Zeugnisse einer Katastrophe

Die russische Journalistin Katerina Gordeeva hat zahlreiche ukrainische Frauen und Männer, die unmittelbar vom Krieg betroffen sind, interviewt

Manuela Rosenthal-Kappi
10.06.2025

Als Katerina Gordeeva am 24. Februar 2022 die Nachricht erhielt, dass Russland in die Ukraine einmarschiert war, war sie zunächst fassungslos. Ihren Kindern sagen zu müssen, dass das Land, welches ihre Heimat war, einen Krieg angefangen hatte und Menschen tötet, die sie liebt, war für sie eine Katastrophe.

Gordeeva ist eine russische Journalistin, die jahrelang beim russischen Fernsehen gearbeitet hat, unter anderem als Kriegsberichterstatterin. Aus Protest gegen den Krim-Anschluss verließ sie 2014 Moskau. Sie lebt heute mit ihrer Familie im Exil in Lettland. 2020 gründete sie ihren eigenen YouTube-Kanal „Tell Gordeeva“, der 1,74 Millionen Abonnenten hat und auf dem sie unter anderem über den Ukrainekrieg berichtet.

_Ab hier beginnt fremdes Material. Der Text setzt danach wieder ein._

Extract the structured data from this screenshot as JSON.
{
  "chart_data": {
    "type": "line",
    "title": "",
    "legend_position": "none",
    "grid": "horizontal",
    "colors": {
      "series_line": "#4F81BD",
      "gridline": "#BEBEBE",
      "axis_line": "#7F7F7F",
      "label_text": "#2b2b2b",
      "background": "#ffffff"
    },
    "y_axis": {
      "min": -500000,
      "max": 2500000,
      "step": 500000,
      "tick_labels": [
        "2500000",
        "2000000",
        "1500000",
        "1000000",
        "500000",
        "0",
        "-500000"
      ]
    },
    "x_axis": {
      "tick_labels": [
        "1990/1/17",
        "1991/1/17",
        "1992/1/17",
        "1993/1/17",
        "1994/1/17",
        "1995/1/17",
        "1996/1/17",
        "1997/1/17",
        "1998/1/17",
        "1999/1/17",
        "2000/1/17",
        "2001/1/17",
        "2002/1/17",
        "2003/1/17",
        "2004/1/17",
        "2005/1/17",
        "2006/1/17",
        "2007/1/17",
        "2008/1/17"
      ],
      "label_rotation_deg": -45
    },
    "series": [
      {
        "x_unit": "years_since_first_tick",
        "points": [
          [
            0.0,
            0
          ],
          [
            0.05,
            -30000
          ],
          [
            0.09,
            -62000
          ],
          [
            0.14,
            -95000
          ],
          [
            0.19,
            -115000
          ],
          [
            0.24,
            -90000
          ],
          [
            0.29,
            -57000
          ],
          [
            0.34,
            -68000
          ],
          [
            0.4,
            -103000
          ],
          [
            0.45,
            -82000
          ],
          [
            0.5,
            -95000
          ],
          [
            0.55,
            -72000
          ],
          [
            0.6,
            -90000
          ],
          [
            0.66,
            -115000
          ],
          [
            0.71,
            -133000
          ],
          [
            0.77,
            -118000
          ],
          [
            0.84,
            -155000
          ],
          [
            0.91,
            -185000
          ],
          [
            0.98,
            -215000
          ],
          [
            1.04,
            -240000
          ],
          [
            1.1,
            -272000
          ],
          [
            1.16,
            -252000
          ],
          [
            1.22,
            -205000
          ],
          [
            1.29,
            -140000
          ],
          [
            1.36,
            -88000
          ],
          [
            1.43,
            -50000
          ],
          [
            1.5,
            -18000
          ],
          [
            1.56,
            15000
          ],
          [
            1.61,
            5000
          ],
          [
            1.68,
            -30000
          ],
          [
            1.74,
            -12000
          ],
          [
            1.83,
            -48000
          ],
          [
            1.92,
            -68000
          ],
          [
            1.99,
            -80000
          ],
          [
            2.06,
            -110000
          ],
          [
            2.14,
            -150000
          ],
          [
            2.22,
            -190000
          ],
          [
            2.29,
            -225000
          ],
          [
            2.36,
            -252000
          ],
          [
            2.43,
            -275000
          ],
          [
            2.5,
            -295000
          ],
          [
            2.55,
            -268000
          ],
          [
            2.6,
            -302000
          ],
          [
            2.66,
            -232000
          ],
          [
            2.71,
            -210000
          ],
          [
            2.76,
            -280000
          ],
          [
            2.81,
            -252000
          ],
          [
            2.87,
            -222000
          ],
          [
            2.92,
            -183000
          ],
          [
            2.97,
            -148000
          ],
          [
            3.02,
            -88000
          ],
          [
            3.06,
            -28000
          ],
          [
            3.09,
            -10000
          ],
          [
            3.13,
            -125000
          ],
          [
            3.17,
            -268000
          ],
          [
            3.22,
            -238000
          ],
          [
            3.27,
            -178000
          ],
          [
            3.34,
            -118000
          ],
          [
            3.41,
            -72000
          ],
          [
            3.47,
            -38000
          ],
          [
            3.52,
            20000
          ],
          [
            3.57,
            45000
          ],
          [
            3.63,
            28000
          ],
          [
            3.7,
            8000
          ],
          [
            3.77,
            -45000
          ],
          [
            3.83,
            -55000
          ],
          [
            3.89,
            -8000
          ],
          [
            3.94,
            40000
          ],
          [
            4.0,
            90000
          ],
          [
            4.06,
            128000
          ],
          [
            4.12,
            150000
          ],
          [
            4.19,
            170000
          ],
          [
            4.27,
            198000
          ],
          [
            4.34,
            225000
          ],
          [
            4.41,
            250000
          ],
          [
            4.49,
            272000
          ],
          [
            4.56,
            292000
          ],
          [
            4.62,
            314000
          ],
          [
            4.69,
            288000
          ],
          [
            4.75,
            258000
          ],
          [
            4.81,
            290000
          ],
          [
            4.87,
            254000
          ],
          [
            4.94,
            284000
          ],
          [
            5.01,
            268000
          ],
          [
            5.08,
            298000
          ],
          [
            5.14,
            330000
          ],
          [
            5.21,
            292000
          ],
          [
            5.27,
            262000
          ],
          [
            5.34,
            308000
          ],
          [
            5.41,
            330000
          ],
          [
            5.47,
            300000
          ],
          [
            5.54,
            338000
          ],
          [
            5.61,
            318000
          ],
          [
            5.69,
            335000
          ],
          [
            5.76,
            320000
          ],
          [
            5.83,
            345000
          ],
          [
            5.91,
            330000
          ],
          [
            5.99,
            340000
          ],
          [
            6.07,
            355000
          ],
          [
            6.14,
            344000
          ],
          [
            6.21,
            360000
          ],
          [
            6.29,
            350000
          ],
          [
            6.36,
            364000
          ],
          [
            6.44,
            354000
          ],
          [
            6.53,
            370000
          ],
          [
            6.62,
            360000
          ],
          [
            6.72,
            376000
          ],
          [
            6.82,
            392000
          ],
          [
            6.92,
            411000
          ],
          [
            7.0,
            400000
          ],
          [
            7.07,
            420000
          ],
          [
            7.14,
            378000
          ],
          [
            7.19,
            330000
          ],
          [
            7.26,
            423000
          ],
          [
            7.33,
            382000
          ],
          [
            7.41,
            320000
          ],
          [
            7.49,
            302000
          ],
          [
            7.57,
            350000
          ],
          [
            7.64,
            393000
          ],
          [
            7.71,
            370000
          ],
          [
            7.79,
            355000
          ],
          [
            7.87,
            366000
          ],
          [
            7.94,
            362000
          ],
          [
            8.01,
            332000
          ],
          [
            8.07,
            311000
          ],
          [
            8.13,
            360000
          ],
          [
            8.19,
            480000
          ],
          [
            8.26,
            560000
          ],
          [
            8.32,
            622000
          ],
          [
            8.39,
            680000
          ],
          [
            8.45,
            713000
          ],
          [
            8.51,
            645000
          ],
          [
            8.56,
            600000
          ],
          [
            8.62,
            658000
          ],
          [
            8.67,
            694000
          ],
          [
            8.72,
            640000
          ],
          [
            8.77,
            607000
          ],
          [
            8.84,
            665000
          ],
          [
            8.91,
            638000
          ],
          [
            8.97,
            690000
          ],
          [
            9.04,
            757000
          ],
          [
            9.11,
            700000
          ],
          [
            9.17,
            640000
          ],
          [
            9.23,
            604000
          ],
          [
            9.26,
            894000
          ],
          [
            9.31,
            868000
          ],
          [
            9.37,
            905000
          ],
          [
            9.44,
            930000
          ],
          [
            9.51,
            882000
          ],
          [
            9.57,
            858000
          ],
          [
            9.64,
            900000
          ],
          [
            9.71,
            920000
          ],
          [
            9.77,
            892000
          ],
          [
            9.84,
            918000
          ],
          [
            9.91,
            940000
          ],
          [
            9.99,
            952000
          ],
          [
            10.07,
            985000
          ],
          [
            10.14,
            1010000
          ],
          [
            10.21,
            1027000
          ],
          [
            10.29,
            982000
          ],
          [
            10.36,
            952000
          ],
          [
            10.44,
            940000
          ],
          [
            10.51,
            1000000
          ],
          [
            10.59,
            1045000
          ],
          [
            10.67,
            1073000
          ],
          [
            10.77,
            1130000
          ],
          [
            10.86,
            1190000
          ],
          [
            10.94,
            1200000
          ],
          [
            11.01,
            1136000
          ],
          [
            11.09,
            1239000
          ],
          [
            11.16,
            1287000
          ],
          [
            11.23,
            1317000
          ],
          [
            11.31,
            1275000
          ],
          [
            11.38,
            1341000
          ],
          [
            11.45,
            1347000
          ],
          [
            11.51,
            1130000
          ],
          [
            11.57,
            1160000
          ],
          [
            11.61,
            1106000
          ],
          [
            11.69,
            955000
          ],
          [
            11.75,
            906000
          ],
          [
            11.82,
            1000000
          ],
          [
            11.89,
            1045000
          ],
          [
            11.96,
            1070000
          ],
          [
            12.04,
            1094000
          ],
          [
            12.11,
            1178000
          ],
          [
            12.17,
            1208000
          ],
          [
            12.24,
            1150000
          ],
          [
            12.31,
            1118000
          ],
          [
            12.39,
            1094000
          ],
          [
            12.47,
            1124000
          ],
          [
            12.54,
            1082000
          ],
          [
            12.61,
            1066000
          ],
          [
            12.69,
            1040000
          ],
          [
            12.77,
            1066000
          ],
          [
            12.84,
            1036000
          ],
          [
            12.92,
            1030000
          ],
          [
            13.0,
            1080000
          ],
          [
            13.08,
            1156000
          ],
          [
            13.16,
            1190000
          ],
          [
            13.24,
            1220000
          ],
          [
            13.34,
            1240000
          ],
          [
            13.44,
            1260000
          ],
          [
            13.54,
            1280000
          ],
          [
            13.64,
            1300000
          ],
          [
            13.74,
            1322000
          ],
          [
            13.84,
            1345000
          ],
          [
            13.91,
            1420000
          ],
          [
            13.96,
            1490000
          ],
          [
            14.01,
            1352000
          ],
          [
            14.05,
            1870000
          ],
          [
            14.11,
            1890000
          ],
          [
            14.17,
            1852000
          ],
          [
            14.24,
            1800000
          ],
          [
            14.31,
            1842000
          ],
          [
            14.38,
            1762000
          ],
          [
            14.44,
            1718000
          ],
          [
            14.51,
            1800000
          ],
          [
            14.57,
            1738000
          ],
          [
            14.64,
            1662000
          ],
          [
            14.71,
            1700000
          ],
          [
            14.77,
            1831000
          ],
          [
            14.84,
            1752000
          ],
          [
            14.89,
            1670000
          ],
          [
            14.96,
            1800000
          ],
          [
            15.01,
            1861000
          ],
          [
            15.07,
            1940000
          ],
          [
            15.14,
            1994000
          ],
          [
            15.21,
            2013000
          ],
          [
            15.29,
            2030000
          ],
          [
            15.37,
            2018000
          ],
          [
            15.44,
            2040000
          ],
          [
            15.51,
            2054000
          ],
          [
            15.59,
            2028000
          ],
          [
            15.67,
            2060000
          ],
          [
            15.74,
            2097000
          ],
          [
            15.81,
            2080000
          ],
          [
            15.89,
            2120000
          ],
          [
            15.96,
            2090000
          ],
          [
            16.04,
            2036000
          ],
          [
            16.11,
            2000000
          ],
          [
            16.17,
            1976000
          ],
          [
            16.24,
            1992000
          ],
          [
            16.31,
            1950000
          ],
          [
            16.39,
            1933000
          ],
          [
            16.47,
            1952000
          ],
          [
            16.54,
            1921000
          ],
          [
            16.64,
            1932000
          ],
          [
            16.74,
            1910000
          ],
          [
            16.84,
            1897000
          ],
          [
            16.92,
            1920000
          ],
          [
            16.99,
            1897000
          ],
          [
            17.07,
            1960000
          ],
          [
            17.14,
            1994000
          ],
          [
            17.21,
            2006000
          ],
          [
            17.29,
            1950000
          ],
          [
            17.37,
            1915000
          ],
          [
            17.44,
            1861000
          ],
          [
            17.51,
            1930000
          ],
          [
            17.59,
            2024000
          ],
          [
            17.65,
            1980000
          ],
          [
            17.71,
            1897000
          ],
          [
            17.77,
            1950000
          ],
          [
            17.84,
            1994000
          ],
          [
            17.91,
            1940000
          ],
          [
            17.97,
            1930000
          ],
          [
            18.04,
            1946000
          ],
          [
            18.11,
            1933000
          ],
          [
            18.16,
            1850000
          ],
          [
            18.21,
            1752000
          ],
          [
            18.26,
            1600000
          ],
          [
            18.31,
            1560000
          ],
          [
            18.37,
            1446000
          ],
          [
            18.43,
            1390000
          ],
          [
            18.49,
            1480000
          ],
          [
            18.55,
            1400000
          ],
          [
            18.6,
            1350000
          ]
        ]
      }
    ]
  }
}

Es ist ihr ein Anliegen, Menschen, die unmittelbar von den Kriegshandlungen betroffen sind, zu Wort kommen zu lassen. Gordeeva, die in Rostow am Don zur Welt kam und dort studiert hat, sieht sich selbst als Betroffene, denn ihre Verwandten leben auf beiden Seiten der Grenze, die Hälfte ihrer Lieben lebt in Kiew.

Für die Arbeit an ihrem Buch „Nimm meinen Schmerz“ nahm sie Kontakt zu zahlreichen Kriegsgeschädigten auf. Nicht immer stößt sie auf die Bereitschaft, über das schreckliche Erlebte zu reden. Die Menschen begegnen ihr teils mit Misstrauen, teils mit offener Feindschaft. Manche sind nicht in der Lage, überhaupt noch zu sprechen. Daneben gibt es Leute – meistens Frauen –, die ihr mit Wärme und Herzlichkeit begegnen und die ihr als Russin keine Mitschuld am Krieg geben.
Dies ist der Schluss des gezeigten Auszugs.